La comune

Tempo di lettura stimato: 4 minuti
La condivisione di spazi, intimità, vita in un’epoca di utopie che ha molto da dire al nostro presente nell’ultimo film del regista danese di “Festen”.

Oggi si sente spesso parlare di co-housing, di forme e modelli di condivisione di spazi abitativi. Quest’approccio alternativo al concetto di residenza privata di solito è costituito da appartamenti a uso esclusivo, con una parte di servizi in comune: cucina, biblioteca, lavanderia, spazi gioco per i bambini, giardino ecc… Una nuova visione dell’abitare dovuta anche alla crisi economica e alla dissoluzione di una rete sociale e familiare di protezione, che in passato poteva garantire aiuto e supporto a chi si trovava in difficoltà. Il costo degli affitti in continuo aumento spinge sempre più spesso nuclei familiari o singoli a cercare nuove soluzioni, ad “associarsi” in modo da poter dividere alcune spese di gestione della casa. Il co-housing può rivelarsi un’interessante scelta abitativa, che da un lato favorisce la socializzazione, la solidarietà e la mutualità tra le persone, e dall’altro sposa il concetto di sostenibilità, attraverso un risparmio energetico e di risorse economiche legate ai servizi in comune, TV, wi-fi, baby sitter ecc.
Ma il co-housing non è certo un’invenzione recente, e non nasce per ragioni economiche, ma soprattutto per sperimentare nuove forme di relazioni sociali. L’idea risale alla metà degli anni ’60, quando in Danimarca cominciano a diffondersi i primi esperimenti di comunità abitative con condivisione degli spazi in comune.
Nei decenni successivi, l’esperienza si diffonde nel Nord Europa e spesso si portano avanti anche forme di coabitazione più radicali, che sfociano in una vera e propria “comune”: un’unica grande casa in cui vivono insieme più nuclei familiari o individui con camere private e tutti gli altri locali in comune.

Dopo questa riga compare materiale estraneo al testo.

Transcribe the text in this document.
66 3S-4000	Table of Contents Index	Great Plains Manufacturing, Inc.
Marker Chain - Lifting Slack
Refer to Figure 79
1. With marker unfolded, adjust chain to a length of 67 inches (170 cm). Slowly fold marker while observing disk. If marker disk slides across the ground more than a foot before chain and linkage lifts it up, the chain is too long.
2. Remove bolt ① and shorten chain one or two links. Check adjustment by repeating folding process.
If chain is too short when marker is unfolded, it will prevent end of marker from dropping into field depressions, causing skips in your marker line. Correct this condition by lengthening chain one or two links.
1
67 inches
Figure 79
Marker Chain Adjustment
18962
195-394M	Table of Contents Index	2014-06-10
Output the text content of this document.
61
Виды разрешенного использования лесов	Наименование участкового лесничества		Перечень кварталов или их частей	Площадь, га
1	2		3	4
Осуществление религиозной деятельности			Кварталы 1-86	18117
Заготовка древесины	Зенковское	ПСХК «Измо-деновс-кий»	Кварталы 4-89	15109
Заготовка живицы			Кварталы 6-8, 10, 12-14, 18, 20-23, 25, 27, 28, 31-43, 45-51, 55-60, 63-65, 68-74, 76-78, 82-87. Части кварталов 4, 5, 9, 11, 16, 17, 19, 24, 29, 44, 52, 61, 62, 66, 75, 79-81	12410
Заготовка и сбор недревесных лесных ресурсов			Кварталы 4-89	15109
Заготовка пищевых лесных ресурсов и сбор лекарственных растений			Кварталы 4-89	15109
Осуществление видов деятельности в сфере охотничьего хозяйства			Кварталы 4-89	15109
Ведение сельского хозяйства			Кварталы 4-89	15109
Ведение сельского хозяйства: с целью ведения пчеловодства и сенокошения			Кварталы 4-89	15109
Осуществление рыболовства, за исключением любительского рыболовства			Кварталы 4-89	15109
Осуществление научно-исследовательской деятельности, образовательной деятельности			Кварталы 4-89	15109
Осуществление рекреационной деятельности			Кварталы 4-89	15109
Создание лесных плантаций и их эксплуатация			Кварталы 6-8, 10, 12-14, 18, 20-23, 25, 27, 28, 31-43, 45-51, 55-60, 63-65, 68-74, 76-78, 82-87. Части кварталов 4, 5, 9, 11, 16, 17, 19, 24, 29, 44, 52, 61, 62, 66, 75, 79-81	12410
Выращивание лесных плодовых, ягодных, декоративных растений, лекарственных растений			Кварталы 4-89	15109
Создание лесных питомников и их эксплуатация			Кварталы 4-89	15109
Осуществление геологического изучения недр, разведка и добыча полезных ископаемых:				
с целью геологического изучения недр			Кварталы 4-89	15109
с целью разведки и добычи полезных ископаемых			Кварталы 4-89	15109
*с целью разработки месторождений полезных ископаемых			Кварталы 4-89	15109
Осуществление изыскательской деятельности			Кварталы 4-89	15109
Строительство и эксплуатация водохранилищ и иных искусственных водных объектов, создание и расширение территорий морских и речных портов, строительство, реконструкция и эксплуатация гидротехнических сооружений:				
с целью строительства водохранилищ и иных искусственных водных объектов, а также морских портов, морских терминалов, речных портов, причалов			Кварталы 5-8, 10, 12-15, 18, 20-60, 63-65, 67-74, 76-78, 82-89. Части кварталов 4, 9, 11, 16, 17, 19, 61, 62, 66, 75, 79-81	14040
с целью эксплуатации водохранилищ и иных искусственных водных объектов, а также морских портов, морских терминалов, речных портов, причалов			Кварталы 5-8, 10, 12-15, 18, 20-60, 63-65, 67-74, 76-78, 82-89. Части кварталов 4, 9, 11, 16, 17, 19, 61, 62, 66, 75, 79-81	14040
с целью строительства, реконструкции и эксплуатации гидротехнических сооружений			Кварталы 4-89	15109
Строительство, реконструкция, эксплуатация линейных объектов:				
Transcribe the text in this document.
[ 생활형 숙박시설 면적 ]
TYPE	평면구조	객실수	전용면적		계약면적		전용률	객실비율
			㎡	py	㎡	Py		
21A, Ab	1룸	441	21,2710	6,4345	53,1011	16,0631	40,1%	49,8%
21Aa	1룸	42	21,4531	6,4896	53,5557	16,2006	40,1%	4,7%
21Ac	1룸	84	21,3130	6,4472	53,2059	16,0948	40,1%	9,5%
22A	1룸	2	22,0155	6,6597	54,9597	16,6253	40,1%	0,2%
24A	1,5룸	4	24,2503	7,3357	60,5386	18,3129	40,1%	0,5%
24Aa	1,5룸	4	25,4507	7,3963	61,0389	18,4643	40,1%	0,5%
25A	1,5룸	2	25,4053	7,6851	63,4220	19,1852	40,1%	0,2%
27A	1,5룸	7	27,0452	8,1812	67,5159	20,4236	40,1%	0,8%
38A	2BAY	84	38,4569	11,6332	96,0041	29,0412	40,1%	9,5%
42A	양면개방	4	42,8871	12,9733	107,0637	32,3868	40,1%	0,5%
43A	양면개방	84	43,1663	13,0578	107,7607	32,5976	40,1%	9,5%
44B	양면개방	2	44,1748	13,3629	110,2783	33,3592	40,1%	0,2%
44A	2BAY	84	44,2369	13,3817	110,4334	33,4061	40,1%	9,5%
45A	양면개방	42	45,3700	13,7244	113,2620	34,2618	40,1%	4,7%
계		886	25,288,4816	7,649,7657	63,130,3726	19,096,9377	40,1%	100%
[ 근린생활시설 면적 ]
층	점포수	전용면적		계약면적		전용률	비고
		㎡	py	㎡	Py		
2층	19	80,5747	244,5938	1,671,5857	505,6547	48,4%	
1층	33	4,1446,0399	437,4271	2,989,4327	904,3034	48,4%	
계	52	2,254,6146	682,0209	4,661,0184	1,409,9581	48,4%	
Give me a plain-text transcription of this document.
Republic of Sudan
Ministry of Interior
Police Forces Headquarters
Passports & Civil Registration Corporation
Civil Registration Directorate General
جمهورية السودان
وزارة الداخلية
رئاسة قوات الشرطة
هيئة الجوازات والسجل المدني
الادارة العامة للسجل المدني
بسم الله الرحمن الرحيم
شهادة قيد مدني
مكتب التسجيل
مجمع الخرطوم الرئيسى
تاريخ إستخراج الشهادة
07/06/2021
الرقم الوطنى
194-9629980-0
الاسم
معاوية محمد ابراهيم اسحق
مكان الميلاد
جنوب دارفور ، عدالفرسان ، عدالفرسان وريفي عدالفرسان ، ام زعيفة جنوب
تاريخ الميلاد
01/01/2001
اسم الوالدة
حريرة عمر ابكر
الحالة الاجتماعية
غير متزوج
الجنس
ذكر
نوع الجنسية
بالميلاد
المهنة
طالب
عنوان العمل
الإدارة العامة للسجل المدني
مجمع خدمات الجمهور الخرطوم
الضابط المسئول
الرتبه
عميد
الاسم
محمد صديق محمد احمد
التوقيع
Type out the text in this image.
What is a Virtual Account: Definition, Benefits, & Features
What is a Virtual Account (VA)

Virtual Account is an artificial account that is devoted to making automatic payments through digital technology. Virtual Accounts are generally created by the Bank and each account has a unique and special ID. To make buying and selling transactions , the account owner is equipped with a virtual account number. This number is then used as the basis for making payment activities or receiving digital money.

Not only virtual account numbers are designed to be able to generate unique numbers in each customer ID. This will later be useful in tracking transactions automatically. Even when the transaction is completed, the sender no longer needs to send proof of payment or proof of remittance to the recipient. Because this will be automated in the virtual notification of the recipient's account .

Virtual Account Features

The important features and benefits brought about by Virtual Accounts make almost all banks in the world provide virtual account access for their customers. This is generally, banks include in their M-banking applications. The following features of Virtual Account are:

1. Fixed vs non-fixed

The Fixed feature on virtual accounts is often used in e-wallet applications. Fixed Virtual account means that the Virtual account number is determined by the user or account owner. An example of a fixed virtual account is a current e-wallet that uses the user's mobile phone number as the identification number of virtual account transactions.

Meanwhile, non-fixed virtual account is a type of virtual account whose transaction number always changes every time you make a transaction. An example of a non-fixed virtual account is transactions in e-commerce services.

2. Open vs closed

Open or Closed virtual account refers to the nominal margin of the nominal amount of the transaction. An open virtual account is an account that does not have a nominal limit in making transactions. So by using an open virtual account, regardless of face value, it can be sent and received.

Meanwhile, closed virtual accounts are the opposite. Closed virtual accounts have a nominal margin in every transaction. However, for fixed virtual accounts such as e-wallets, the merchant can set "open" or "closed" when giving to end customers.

Il desiderio della condivisione di spazi e della vita quotidiana era motivato dal desiderio di superare i vecchi e rigidi schemi sociali della famiglia e della società borghese. Inoltre, per il movimento rivoluzionario giovanile degli anni ’60, la famiglia rappresentava uno dei tanti totem da abbattere per rifondare la società.
Il film è però ben lontano dal mettere in scena un gruppo di hippy, figli dei fiori, è ambientato in un contesto sociale completamente diverso, con personaggi che appartengo al ceto alla borghesia intellettuale.
Il regista danese Thomas Vinterberg, autore di Festen – Festa in famiglia (1998), Dear Wendy (2005), Riunione di famiglia (2007), Il sospetto (2012), già co-fondatore del movimento Dogma, firma un’opera che, come lui stesso dichiara, deve molto alla sua esperienza personale:

Dall’età di 7 anni fino a 19, ho vissuto in una comune. È stato un periodo folle e fantastico, pieno di calore, corpi nudi, birra, discussioni di alto livello intellettuale, amore e tragedie personali. Da bambino, vivevo ogni giorno come in una fiaba. Compiendo il semplice tragitto dall’intimità della mia camera da letto, fino alle aree comuni, potevo godere di una straordinaria varietà di scenari sorprendenti offerti dagli altri residenti e dalle loro innumerevoli eccentricità.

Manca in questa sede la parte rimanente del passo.